The last sentence, I’m okay with that. But sex without a condom as an analogy to jumping bareback out of a plane? I don’t think so.

 

There are many reasons a guy may not wear a condom (reasons to reflect upon and do better); it is not a conscious and considered decision to leap to death from a great height — splat.

While I have a continued interest in remaining HIV-negative, these posters were not intended for me. They are for another generation, primarily 18- to 21-year-old male undergrads. But I do have an additional interest. The current youth market, they were born in the early ’90s. It so happens that in that era I was a member of an AIDS education department. Twenty years ago we put out a series of posters and brochures for gay men, the Safer Choices Campaign. It encouraged personal responsibility and featured attractive photos of local Vancouver men. Sex-positive in other words. (Although, in fact, too sexy for a now-extinct Denman St gay bar, where our brochures were routinely turned over to hide the front cover.)

We did some good work in the bad old days, when our small AIDS Vancouver office, shrouded in bamboo, had no identifying sign on Richards St. Our clients were dying, including some of our very young education volunteers.

Things are much better now, but far from acceptable: HIV may not be a death sentence, but it’s capable of compromising lives. Lives that continue to be stigmatized, even by the HIV-prevention posters that grace our public washrooms. As the two I’ve just seen seem to say, if you become HIV-positive you are either a bad boy or a stupid boy.

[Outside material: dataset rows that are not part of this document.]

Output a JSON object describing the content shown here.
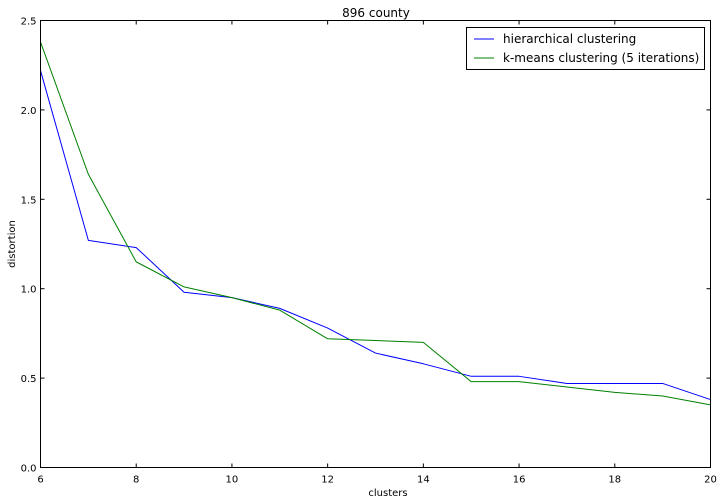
{
  "chart_data": {
    "type": "line",
    "title": "896 county",
    "xlabel": "clusters",
    "ylabel": "distortion",
    "xlim": [
      6,
      20
    ],
    "ylim": [
      0.0,
      2.5
    ],
    "xticks": [
      6,
      8,
      10,
      12,
      14,
      16,
      18,
      20
    ],
    "yticks": [
      0.0,
      0.5,
      1.0,
      1.5,
      2.0,
      2.5
    ],
    "xtick_labels": [
      "6",
      "8",
      "10",
      "12",
      "14",
      "16",
      "18",
      "20"
    ],
    "ytick_labels": [
      "0.0",
      "0.5",
      "1.0",
      "1.5",
      "2.0",
      "2.5"
    ],
    "grid": false,
    "legend_position": "top-right",
    "x": [
      6,
      7,
      8,
      9,
      10,
      11,
      12,
      13,
      14,
      15,
      16,
      17,
      18,
      19,
      20
    ],
    "series": [
      {
        "name": "hierarchical clustering",
        "color": "#0000ff",
        "values": [
          2.22,
          1.27,
          1.23,
          0.98,
          0.95,
          0.89,
          0.78,
          0.64,
          0.58,
          0.51,
          0.51,
          0.47,
          0.47,
          0.47,
          0.38
        ]
      },
      {
        "name": "k-means clustering (5 iterations)",
        "color": "#008000",
        "values": [
          2.38,
          1.64,
          1.15,
          1.01,
          0.95,
          0.88,
          0.72,
          0.71,
          0.7,
          0.48,
          0.48,
          0.45,
          0.42,
          0.4,
          0.35
        ]
      }
    ]
  }
}
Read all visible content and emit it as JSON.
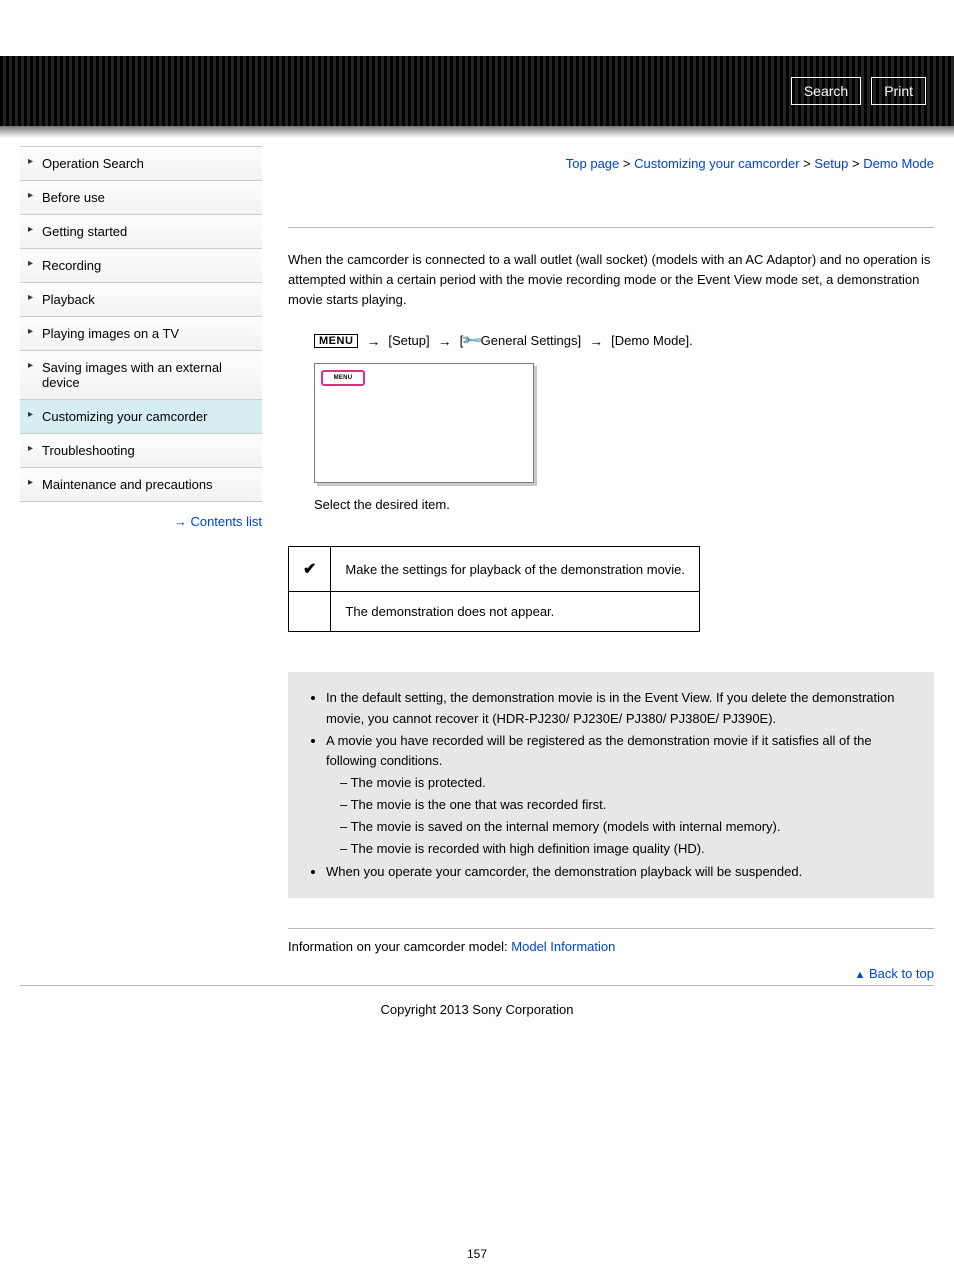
{
  "topbar": {
    "search": "Search",
    "print": "Print"
  },
  "breadcrumb": {
    "items": [
      "Top page",
      "Customizing your camcorder",
      "Setup",
      "Demo Mode"
    ],
    "sep": " > "
  },
  "sidebar": {
    "items": [
      "Operation Search",
      "Before use",
      "Getting started",
      "Recording",
      "Playback",
      "Playing images on a TV",
      "Saving images with an external device",
      "Customizing your camcorder",
      "Troubleshooting",
      "Maintenance and precautions"
    ],
    "active_index": 7,
    "contents_link": "Contents list"
  },
  "intro": "When the camcorder is connected to a wall outlet (wall socket) (models with an AC Adaptor) and no operation is attempted within a certain period with the movie recording mode or the Event View mode set, a demonstration movie starts playing.",
  "path": {
    "menu": "MENU",
    "s1": "[Setup]",
    "s2_prefix": "[",
    "s2_suffix": "General Settings]",
    "s3": "[Demo Mode]."
  },
  "screen_badge": "MENU",
  "select_text": "Select the desired item.",
  "options": [
    {
      "checked": true,
      "text": "Make the settings for playback of the demonstration movie."
    },
    {
      "checked": false,
      "text": "The demonstration does not appear."
    }
  ],
  "notes": {
    "b1": "In the default setting, the demonstration movie is in the Event View. If you delete the demonstration movie, you cannot recover it (HDR-PJ230/ PJ230E/ PJ380/ PJ380E/ PJ390E).",
    "b2": "A movie you have recorded will be registered as the demonstration movie if it satisfies all of the following conditions.",
    "sub": [
      "The movie is protected.",
      "The movie is the one that was recorded first.",
      "The movie is saved on the internal memory (models with internal memory).",
      "The movie is recorded with high definition image quality (HD)."
    ],
    "b3": "When you operate your camcorder, the demonstration playback will be suspended."
  },
  "model": {
    "label": "Information on your camcorder model: ",
    "link": "Model Information"
  },
  "backtop": "Back to top",
  "copyright": "Copyright 2013 Sony Corporation",
  "page_number": "157"
}
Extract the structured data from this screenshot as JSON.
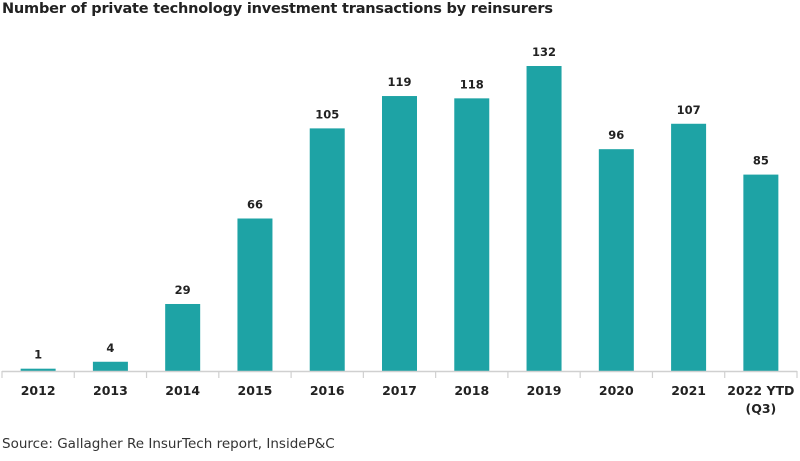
{
  "chart_data": {
    "type": "bar",
    "title": "Number of private technology investment transactions by reinsurers",
    "categories": [
      "2012",
      "2013",
      "2014",
      "2015",
      "2016",
      "2017",
      "2018",
      "2019",
      "2020",
      "2021",
      "2022 YTD (Q3)"
    ],
    "category_lines": [
      [
        "2012"
      ],
      [
        "2013"
      ],
      [
        "2014"
      ],
      [
        "2015"
      ],
      [
        "2016"
      ],
      [
        "2017"
      ],
      [
        "2018"
      ],
      [
        "2019"
      ],
      [
        "2020"
      ],
      [
        "2021"
      ],
      [
        "2022 YTD",
        "(Q3)"
      ]
    ],
    "values": [
      1,
      4,
      29,
      66,
      105,
      119,
      118,
      132,
      96,
      107,
      85
    ],
    "data_labels": [
      "1",
      "4",
      "29",
      "66",
      "105",
      "119",
      "118",
      "132",
      "96",
      "107",
      "85"
    ],
    "xlabel": "",
    "ylabel": "",
    "ylim": [
      0,
      132
    ],
    "grid": false,
    "legend": "none",
    "bar_color": "#1ea3a5",
    "source": "Source: Gallagher Re InsurTech report, InsideP&C"
  }
}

I asked a young man, Mark, what he thought of the new abstinence promoting/duct tape poster. “Regressive,” he said. “And sex-negative.”

I wasn’t surprised; I’m confident that the youth at the urinals are smarter than the posters.

Someone has already sketched a small balloon beside the word ABSTAIN, a circled “WTF?”

No more ugly posters, please. Let go the myth that sex-negativity is efficient, trying as some might to drive the whole damn problem underground. Give us some attractive images of ourselves. We’re worth it. It’ll make us feel better; we’ll look after ourselves and others more. Works better than prehistoric images of fear. Fewer of us will just tune out.